Callaloo, Jicama & Cassava

Callaloo, Jicama & Cassava


They are the leaves of the taro plant, poisonous if eaten raw, but used widely in Asian and Caribbean recipes. They are cooked thoroughly, then used for wrapping meat and vegetables. Callaloo can also be shredded and cooked together with pork, bacon, crab, shrimps, okra, chili, onions and garlic, together with lime and coconut milk to make one of the Caribbean's most famous dishes, named after the leaves themselves, Callaloo.


Also known as the Mexican potato, this large root vegetable is a native of central America. It has a thin brown skin and white, crunchy flesh which has a sweet, nutty taste. It can be eaten cooked in the same way as potatoes or sliced and added raw to salads. Buy specimens that are firm to the touch. Jimaca in good condition will keep for about two weeks if stored in a plastic bag in the refrigerator.

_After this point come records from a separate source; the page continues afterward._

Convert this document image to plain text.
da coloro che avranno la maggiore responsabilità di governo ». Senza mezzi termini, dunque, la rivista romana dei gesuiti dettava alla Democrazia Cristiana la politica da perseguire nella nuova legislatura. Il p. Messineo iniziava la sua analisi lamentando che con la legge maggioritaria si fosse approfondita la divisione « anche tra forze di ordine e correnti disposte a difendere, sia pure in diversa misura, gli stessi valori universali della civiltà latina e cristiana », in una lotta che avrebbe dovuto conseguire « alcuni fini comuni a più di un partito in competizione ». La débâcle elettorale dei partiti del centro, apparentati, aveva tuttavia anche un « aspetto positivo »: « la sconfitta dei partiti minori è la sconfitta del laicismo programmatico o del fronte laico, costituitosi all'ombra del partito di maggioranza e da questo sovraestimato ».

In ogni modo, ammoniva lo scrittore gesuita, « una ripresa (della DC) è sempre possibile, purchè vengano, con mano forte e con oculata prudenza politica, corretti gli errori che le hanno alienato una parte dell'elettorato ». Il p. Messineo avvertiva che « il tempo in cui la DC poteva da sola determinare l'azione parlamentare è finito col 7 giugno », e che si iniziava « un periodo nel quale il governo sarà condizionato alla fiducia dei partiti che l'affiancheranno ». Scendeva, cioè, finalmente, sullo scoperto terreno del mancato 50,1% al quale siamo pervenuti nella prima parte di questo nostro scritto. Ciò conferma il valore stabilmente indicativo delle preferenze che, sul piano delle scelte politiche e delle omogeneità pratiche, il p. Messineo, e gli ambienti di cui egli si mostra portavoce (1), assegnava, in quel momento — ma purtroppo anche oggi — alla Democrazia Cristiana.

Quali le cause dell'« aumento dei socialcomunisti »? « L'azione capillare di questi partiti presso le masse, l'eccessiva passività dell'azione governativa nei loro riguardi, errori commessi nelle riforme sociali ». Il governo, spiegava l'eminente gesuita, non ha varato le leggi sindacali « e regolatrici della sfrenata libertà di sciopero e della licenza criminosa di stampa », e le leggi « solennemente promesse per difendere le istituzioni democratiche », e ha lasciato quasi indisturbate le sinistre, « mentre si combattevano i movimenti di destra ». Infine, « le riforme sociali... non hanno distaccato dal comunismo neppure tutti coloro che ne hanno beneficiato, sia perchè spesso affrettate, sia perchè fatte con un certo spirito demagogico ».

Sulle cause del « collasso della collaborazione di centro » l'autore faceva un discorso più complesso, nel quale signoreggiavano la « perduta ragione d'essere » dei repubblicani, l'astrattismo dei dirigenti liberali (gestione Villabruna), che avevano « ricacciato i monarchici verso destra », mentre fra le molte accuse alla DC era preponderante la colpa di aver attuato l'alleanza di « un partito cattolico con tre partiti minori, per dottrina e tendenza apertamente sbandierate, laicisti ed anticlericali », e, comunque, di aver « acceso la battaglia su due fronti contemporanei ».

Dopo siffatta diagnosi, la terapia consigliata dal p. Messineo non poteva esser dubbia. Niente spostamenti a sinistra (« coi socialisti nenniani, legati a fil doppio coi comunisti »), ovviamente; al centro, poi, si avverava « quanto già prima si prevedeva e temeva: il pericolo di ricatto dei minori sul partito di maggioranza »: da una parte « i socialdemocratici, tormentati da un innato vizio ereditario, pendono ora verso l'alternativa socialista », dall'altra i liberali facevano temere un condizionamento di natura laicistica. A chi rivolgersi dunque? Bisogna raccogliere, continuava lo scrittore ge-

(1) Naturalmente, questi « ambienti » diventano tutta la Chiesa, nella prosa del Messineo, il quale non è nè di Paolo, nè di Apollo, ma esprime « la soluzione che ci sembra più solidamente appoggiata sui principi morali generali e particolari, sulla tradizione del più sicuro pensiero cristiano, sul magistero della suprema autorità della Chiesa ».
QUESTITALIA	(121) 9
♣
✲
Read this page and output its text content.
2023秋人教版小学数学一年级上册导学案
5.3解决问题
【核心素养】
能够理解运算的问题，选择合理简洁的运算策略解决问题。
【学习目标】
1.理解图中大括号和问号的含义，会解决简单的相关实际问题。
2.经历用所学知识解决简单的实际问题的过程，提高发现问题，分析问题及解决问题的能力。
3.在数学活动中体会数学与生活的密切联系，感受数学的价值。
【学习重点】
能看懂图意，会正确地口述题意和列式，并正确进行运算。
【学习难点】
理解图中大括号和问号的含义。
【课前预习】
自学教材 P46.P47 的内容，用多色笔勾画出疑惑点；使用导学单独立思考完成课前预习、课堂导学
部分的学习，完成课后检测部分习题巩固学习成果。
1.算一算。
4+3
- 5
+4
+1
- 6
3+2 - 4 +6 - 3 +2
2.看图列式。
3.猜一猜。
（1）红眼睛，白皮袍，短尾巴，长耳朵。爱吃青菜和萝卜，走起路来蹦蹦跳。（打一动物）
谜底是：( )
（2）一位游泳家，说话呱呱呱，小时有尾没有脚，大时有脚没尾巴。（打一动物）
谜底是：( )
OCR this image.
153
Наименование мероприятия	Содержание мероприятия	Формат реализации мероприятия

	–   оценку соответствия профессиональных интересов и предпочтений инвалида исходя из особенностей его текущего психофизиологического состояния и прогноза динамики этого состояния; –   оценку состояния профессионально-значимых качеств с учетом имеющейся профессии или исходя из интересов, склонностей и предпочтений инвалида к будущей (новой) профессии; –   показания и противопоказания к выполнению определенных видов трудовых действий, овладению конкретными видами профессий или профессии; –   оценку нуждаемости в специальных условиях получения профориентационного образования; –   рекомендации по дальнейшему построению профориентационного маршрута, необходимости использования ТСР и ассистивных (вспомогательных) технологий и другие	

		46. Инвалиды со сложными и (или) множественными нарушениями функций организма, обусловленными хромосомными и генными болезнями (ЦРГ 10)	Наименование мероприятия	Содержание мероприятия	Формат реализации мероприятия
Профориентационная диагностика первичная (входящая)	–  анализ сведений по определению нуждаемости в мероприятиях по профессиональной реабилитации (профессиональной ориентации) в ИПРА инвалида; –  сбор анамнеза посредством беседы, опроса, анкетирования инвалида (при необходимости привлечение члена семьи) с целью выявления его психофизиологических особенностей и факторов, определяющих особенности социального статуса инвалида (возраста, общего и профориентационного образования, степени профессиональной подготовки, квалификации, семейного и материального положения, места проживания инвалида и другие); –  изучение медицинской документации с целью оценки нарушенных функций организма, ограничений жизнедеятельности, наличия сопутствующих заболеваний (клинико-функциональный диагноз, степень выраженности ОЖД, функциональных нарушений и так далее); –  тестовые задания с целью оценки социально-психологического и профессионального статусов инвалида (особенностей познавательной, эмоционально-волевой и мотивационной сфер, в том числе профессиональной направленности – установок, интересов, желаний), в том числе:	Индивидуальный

This is another very popular West Indian root, used in numerous Caribbean dishes, It is native to Brazil, and found its way to the West Indies surprisingly via Africa, where it also became a popular vegetable. Known as cassava in the West Indies, it is called manioc or mandioc in brazil, and juca or yucca is used in other parts of South America. Cassava is used to make tapioca, and in South America a sauce and an intoxicating beverage are prepared from the juice. However, in Africa and the West Indies it is eaten as a vegetable either boiled, baked or fried, or cooked and pounded to a dough to make fufu, a traditional savory African pudding.